Ces clichés de Supratim Bhattacharjee sont à découvrir dans l’exposition Sundarbans, les colères de l’Océan, présentée du 1er juin au 5 octobre 2025 dans le Chemin des Libellules à La Gacilly (Morbihan).
Plus d’informations: https://www.festivalphoto-lagacilly.com
Légendes
Photo d’ouverture
En septembre 2022, la mer a ravagé les champs de l’île de Mousuni. Près de 90% des habitants ont perdu leur production agricole sans pouvoir retrouver d’autres terres. En cinq décennies, l’île a perdu un quart de son territoire.
Deuxième double
1) C’est bien de l’eau douce que ces deux femmes de l’île de Mousuni sont venues chercher à la pompe de ce puits assailli par les vagues. Depuis le passage du cyclone Fani au printemps 2019, l’eau de mer ayant contaminé 85 % des sources, les villageois sont bien souvent dans l’impossibilité d’accéder à un bien aussi essentiel que l’eau potable.
2) Cette photo aérienne, où le ciel et l’eau se confondent, témoigne bien de la vulnérabilité de l’île de Ghoramara. Située dans le delta du Gange, à une trentaine de kilomètres du golfe du Bengale, celle-ci s’est considérablement rétrécie, grignotée par le fleuve, passant en quelques décennies de 26 km² à seulement 6,7 km². En 2021, le cyclone Yaas a détruit la majorité des infrastructures de l’île, et causé la submersion d’une grande partie des terres agricoles essentielles à la survie sur place des derniers habitants désormais presque condamnés à l’exil.
3) Sur le rivage boueux de l’île de Mousuni, cette femme se demande si sa maison de bois, de toile et de plastique survivra au cyclone Remal qui approche. Ce dernier détruira plus de 20 000 maisons, laissant près de 100 000 personnes déplacées. Ce cycle continu de destruction enfonce de nombreuses familles dans la pauvreté. Engendrant une insécurité alimentaire et laissant peu de chance à une reprise économique pourtant vitale.

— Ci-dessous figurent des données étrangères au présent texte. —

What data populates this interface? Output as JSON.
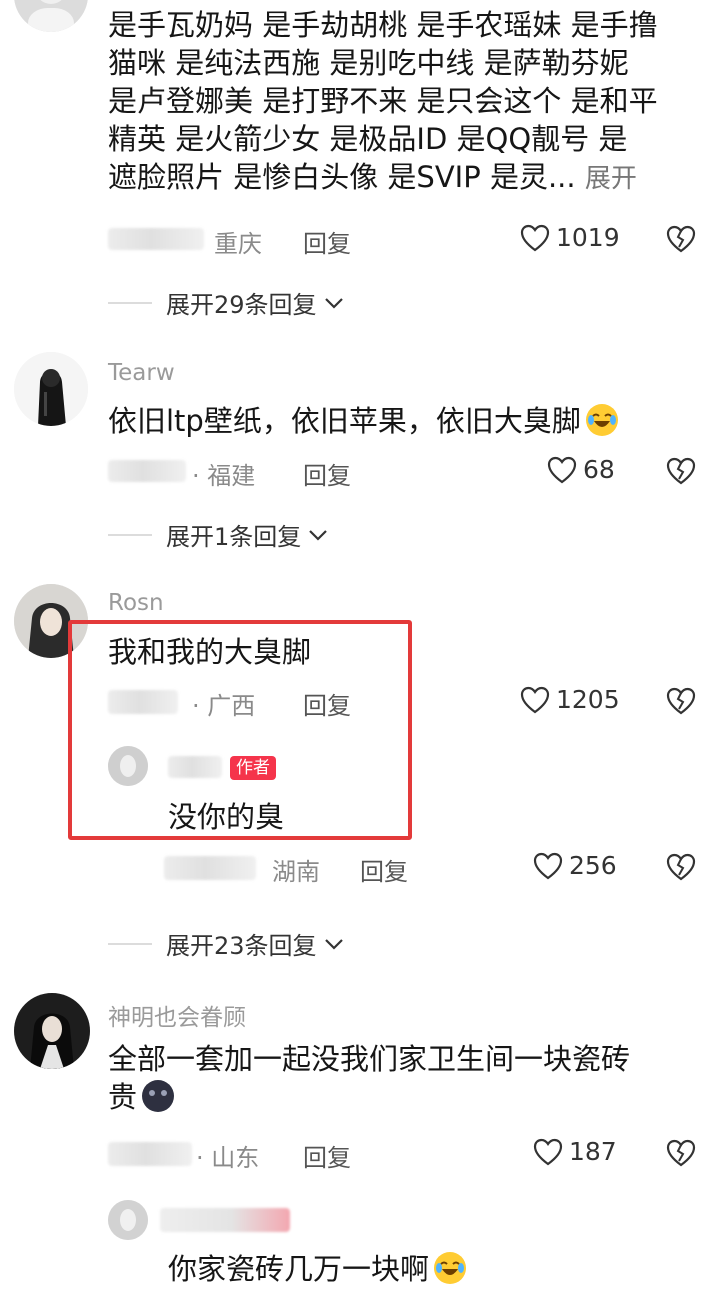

4) Ce jeune garçon, qui lève vers le ciel gris un regard inquiet, est assis à l’endroit où se trouvait autrefois sa maison, sur l’île de Sagar. Située dans une vaste zone marécageuse, celle-ci est parcourue de digues de bambous et de sacs de sable censées la protéger en régulant les apports d’eau. Mais dans un état de délabrement avancé, beaucoup d’entre elles ne résistent pas aux assauts des grandes marées cycloniques.
Troisième double
1) Des villageois de Sagar se tiennent devant un « centre des cyclones » en février 2023. Malgré un potentiel économique important, cette île est à la traîne en raison de la vulnérabilité sociale croissante des habitants de la côte.
2) En 2009, avec des vents atteignant 120 km/h, le cyclone Aila a frappé l’île de Sajtelia, détruisant plus de 190.000 maisons et des milliers de palétuviers de la mangrove qui constitue une barrière naturelle si importante. Sur des passerelles bâties sur pilotis, hommes, femmes et enfant forment une interminable file d’attente devant un point de distribution de fournitures de secours.
3) Juillet 2021. Les villageois travaillent sans relâche pour réparer les 250 kilomètres de digues de l’île de Mousuni. Quelques semaines plus tôt, le cyclone Yaas a frappé l’île. Ici, une brèche s’est créée, laissant l’eau salée se répandre sur les terres agricoles et rendre saumâtre l’eau potable. Ailleurs,les digues ont été totalement démantelées, ce qui a entraîné le déplacement de plus de 5 000 familles.
4) Bandana Daloi, 34 ans, et d’autres villageoise de l’île de Patharpratima prennent soin des mangroves nouvellement plantées, dans le cadre des vastes efforts déployés par les communautés locales pour restaurer les Sundarbans. Au cours de la dernière décennie, grâce à ces initiatives de reboisement, la région a connu une augmentation de 5 % de la couverture des mangroves.